Under the leadership of Associate Teaching Professor of Education Cindy Kern, the QUADS initiative launched in July 2021. The three-year-long program hosts 75 high school students from Hamden, Ansonia and Meriden.
Through a combination of mentorship, placed-based pedagogies, community connections and engagement efforts, QUADS aims to holistically encourage and prepare high school students from under-resourced communities to pursue higher education, said Kern.
“Our focus on community building began last September with three months of intensive work with Quinnipiac faculty, undergraduate, and high school teachers by centering on diversity, equity and inclusion principles,” she said. “We started this important work by challenging our own ideas of diversity, equity and inclusion therefore allowing us to use these shared experiences in our work with critical pedagogies. We are engaging with students from under-resourced communities, and we wanted to go in with the challenging personal work started so we could be in service to our partner school districts, our students and our QUADS community.”

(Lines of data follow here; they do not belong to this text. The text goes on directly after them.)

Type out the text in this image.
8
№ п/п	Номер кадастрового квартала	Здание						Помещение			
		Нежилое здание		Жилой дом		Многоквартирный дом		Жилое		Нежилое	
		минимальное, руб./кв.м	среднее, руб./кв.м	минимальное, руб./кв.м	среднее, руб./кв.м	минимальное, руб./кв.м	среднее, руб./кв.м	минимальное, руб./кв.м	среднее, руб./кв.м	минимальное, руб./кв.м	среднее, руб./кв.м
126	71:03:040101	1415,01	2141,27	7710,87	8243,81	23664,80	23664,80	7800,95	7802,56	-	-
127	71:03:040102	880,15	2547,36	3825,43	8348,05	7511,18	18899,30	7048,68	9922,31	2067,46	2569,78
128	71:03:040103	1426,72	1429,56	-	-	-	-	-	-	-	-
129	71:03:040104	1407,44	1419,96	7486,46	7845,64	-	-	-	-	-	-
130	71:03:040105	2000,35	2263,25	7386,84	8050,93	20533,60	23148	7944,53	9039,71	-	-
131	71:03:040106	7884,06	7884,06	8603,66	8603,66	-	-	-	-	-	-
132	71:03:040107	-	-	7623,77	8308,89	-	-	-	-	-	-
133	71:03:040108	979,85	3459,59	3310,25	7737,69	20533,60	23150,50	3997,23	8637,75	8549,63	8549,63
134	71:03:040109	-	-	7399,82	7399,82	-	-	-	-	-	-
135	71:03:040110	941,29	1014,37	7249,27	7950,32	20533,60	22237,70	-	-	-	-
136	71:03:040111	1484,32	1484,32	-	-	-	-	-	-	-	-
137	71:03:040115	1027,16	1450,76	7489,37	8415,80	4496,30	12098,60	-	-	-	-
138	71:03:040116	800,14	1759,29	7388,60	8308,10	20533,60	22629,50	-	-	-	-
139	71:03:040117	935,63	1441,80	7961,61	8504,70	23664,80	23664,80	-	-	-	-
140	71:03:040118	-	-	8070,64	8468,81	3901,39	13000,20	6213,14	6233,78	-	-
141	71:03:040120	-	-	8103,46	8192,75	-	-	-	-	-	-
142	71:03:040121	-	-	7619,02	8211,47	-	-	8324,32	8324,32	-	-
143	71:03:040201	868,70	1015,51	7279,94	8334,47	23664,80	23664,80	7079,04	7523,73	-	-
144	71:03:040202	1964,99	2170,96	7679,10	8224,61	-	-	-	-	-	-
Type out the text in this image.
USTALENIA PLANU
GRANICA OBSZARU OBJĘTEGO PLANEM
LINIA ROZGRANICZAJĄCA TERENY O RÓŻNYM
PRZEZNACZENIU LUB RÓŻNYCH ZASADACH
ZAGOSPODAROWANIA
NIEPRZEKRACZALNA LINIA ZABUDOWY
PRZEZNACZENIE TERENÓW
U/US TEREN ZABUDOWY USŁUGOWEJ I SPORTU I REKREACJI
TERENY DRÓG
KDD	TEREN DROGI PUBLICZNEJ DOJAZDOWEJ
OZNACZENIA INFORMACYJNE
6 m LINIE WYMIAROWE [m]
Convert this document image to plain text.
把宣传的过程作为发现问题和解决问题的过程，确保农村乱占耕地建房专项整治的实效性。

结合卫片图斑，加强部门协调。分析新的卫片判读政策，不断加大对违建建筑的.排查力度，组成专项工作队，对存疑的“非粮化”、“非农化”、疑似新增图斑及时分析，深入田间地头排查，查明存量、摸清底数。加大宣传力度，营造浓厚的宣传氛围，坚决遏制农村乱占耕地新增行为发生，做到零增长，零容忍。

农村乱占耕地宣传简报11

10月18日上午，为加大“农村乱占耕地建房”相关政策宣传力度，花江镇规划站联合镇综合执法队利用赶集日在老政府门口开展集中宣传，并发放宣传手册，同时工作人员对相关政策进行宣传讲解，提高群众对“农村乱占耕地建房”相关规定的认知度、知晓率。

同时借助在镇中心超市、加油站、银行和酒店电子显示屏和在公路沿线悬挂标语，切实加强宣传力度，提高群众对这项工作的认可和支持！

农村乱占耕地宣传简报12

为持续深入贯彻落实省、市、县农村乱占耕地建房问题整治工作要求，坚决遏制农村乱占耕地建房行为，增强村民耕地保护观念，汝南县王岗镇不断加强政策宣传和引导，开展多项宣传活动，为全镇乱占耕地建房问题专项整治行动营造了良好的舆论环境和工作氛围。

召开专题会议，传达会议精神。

Quinnipiac student mentors met with high school teachers and students weekly on “a quest for questions,” said Kern. Students explore topics they would like to see change in, including school safety, climate change and available community gathering spaces. The students created 28 questions to survey.
The high school students will spend their upcoming sophomore year engaging in research and developing potential solutions. Many chose to explore wicked questions, a term referencing complex questions about a system of interconnected variables. When one addresses one variable, it impacts all the other variables in positive or negative ways. This is an incredible opportunity for the QUADS students to work on college readiness skill-like critical thinking, problem solving, and systems thinking in the context of something they are passionate about, said Kern.
The last year of QUADS will see participants entering their communities to engage with stakeholders that can affect change, including parent groups, government officials and town boards. Teachers and mentors will also work with the high schoolers on college preparation, supplying guidance on applications, FAFSA forms and more.
“The programming is always contextualized around college readiness, with students learning to ask questions and dive into the world, working on learning communication, research, models and patterns,” said Kern. "QUADS is always about developing college readiness within context, centered on student interest, and their place among our world and our society."
Kern reached out to the network of local teachers she’s worked with on professional learning and other initiatives to launch QUADS. She chose to let the teachers recruit participating high school students, as she feels they can identify who would get the most out of the opportunity. She said she recognizes and values the expertise of the classroom teachers, meaning decisions about recruitment, curriculum and enactment were made by teachers in the best interest of their QUADS students.
For Kern, the summer experience week was a joyous culmination of opportunities she envisioned for all participants.
“We’re hoping to build community in the students’ schools and connect with the communities they live in,” she said. “The summer experience really helped students understand that Quinnipiac is their community, too.”